On Sun, Oct 31, 2004 at 04:14:52PM -0500, Tom Lane wrote:
> That line of argument leads directly to the conclusion that we shouldn't
> allow timezone-less input strings at all, since it's unlikely that
> anyone would code their app to append a timezone spec only during the
> two hours a year when it actually matters.  And wouldn't you rather have
> had the problem pointed out immediately on testing the app, rather than
> waiting till 1AM on a fall Sunday morning to find out it's broken?

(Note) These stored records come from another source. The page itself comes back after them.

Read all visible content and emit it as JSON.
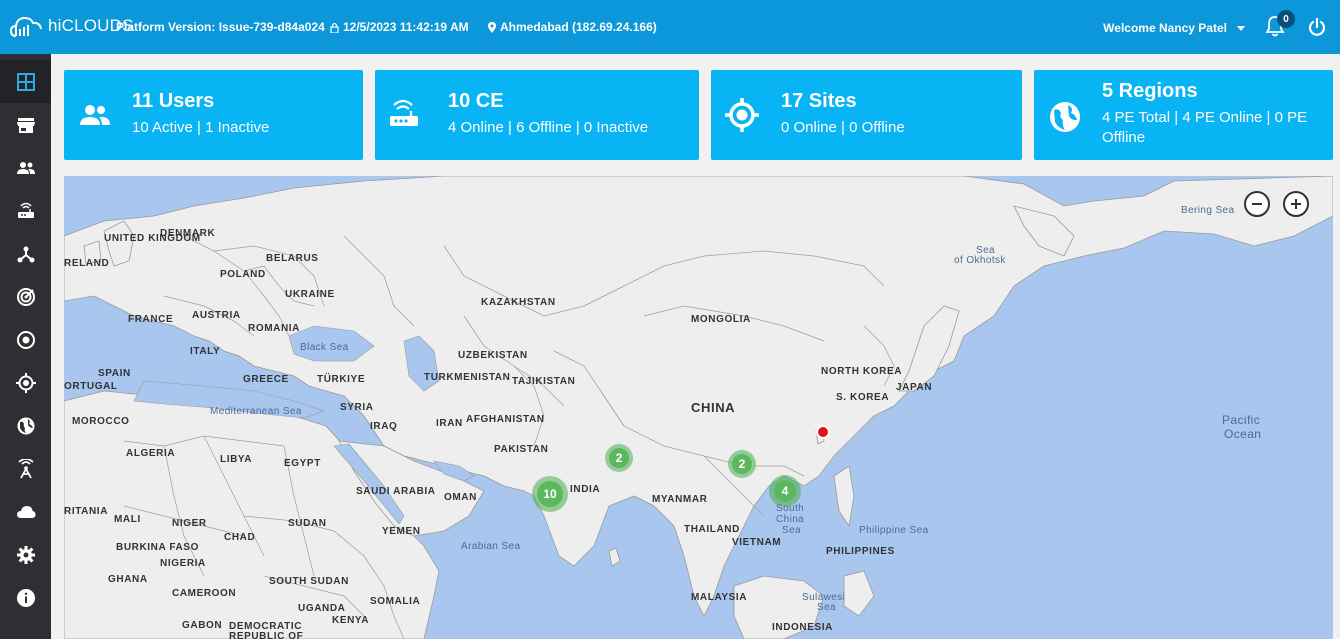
{
  "app": {
    "logo_text": "hiCLOUDS",
    "platform_version": "Platform Version: Issue-739-d84a024",
    "datetime": "12/5/2023 11:42:19 AM",
    "location": "Ahmedabad (182.69.24.166)",
    "welcome": "Welcome Nancy Patel",
    "notification_count": "0"
  },
  "sidebar": {
    "items": [
      {
        "name": "dashboard-icon",
        "active": true
      },
      {
        "name": "store-icon"
      },
      {
        "name": "users-icon"
      },
      {
        "name": "router-icon"
      },
      {
        "name": "network-icon"
      },
      {
        "name": "signal-icon"
      },
      {
        "name": "target-icon"
      },
      {
        "name": "crosshair-icon"
      },
      {
        "name": "globe-icon"
      },
      {
        "name": "antenna-icon"
      },
      {
        "name": "cloud-icon"
      },
      {
        "name": "settings-icon"
      },
      {
        "name": "info-icon"
      }
    ]
  },
  "cards": [
    {
      "title": "11 Users",
      "subtitle": "10 Active | 1 Inactive",
      "icon": "users-icon"
    },
    {
      "title": "10 CE",
      "subtitle": "4 Online | 6 Offline | 0 Inactive",
      "icon": "router-icon"
    },
    {
      "title": "17 Sites",
      "subtitle": "0 Online | 0 Offline",
      "icon": "crosshair-icon"
    },
    {
      "title": "5 Regions",
      "subtitle": "4 PE Total | 4 PE Online | 0 PE Offline",
      "icon": "globe-icon"
    }
  ],
  "map": {
    "clusters": [
      "2",
      "2",
      "4",
      "10"
    ],
    "labels": {
      "united_kingdom": "UNITED KINGDOM",
      "ireland": "RELAND",
      "denmark": "DENMARK",
      "belarus": "BELARUS",
      "poland": "POLAND",
      "ukraine": "UKRAINE",
      "france": "FRANCE",
      "austria": "AUSTRIA",
      "romania": "ROMANIA",
      "italy": "ITALY",
      "spain": "SPAIN",
      "portugal": "ORTUGAL",
      "greece": "GREECE",
      "turkiye": "TÜRKIYE",
      "black_sea": "Black Sea",
      "mediterranean": "Mediterranean Sea",
      "morocco": "MOROCCO",
      "algeria": "ALGERIA",
      "libya": "LIBYA",
      "egypt": "EGYPT",
      "syria": "SYRIA",
      "iraq": "IRAQ",
      "iran": "IRAN",
      "kazakhstan": "KAZAKHSTAN",
      "uzbekistan": "UZBEKISTAN",
      "turkmenistan": "TURKMENISTAN",
      "tajikistan": "TAJIKISTAN",
      "afghanistan": "AFGHANISTAN",
      "pakistan": "PAKISTAN",
      "india": "INDIA",
      "mongolia": "MONGOLIA",
      "china": "CHINA",
      "north_korea": "NORTH KOREA",
      "south_korea": "S. KOREA",
      "japan": "JAPAN",
      "myanmar": "MYANMAR",
      "thailand": "THAILAND",
      "vietnam": "VIETNAM",
      "philippines": "PHILIPPINES",
      "malaysia": "MALAYSIA",
      "indonesia": "INDONESIA",
      "saudi_arabia": "SAUDI ARABIA",
      "oman": "OMAN",
      "yemen": "YEMEN",
      "sudan": "SUDAN",
      "south_sudan": "SOUTH SUDAN",
      "chad": "CHAD",
      "niger": "NIGER",
      "mali": "MALI",
      "nigeria": "NIGERIA",
      "burkina_faso": "BURKINA FASO",
      "ghana": "GHANA",
      "cameroon": "CAMEROON",
      "gabon": "GABON",
      "dr_congo_1": "DEMOCRATIC",
      "dr_congo_2": "REPUBLIC OF",
      "uganda": "UGANDA",
      "kenya": "KENYA",
      "somalia": "SOMALIA",
      "mauritania": "RITANIA",
      "arabian_sea": "Arabian Sea",
      "south_china_sea_1": "South",
      "south_china_sea_2": "China",
      "south_china_sea_3": "Sea",
      "philippine_sea": "Philippine Sea",
      "sulawesi_1": "Sulawesi",
      "sulawesi_2": "Sea",
      "pacific_1": "Pacific",
      "pacific_2": "Ocean",
      "okhotsk_1": "Sea",
      "okhotsk_2": "of Okhotsk",
      "bering": "Bering Sea"
    }
  },
  "colors": {
    "topbar": "#0b97d9",
    "card": "#08b4f4",
    "sidebar": "#2f2f33",
    "ocean": "#a8c6ee",
    "land": "#eeeeee",
    "cluster": "#5cb85c",
    "pin": "#e0141c"
  }
}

The only issue is storing a timezone-less timestamp into a field that
is timestamp with timezone. Every other combination is easy to handle.
If you're doing this, isn't it an indication that your field is the
wrong type? It's just plain ambiguous no matter which way you put it.
Assuming UTC would be almost as valid.

We don't promote integers to other types of numbers, so maybe this
shouldn't be allowed either.

> For human users, there would be some value in acting this way, since
> it would serve to remind them of the issue only when it actually
> matters.  Comments anyone?

Except that means your program will work all the time except for one or
two hours per year where it breaks. Chances are your testing is not
going to trip it...

-- 
Martijn van Oosterhout   <[EMAIL PROTECTED]>   http://svana.org/kleptog/
> Patent. n. Genius is 5% inspiration and 95% perspiration. A patent is a
> tool for doing 5% of the work and then sitting around waiting for someone
> else to do the other 95% so you can sue them.